C'est la raison pour laquelle, historiquement, les hauts fonctionnaires du ministère de l'Éducation et les gouverneurs du réseau de l'Université du Québec ont toujours défendu l'idée que les trois moteurs du succès scolaire étaient la réussite, l'accessibilité - la présence de cégeps et d’universités sur l'ensemble du territoire québécois - et des droits de scolarité bas.
En fait, la réussite, l'accessibilité et la gratuité sont des facteurs concomitants du succès scolaire. L'absence d'un seul de ces facteurs peut causer l'échec des deux autres.

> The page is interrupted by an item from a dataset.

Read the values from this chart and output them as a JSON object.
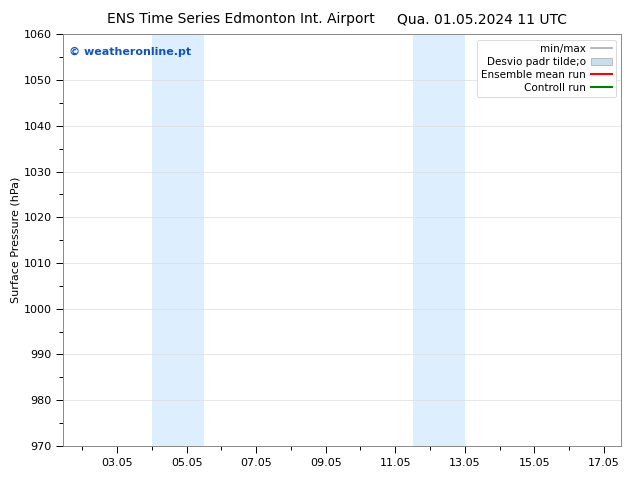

Lorsqu'on nous propose d'augmenter considérablement les droits de scolarité à l'ordre universitaire, on met donc inévitablement en péril l'accessibilité et la réussite d'une importante proportion de la population.
Le combat pour une école publique gratuite est un projet républicain au même titre que celui de la souveraineté du Québec, de la langue française commune à tous les Québécois et des soins de santé gratuits pour toute la population, puisqu'elle est l’espace public idéal pour vaincre la pauvreté, l’ignorance et le racisme.
Contrairement à ce qu'on essaie de nous faire croire, il ne s'agit pas d'une vache sacrée, mais bien d'une valeur commune que nous ont léguée nos ancêtres, celle du partage.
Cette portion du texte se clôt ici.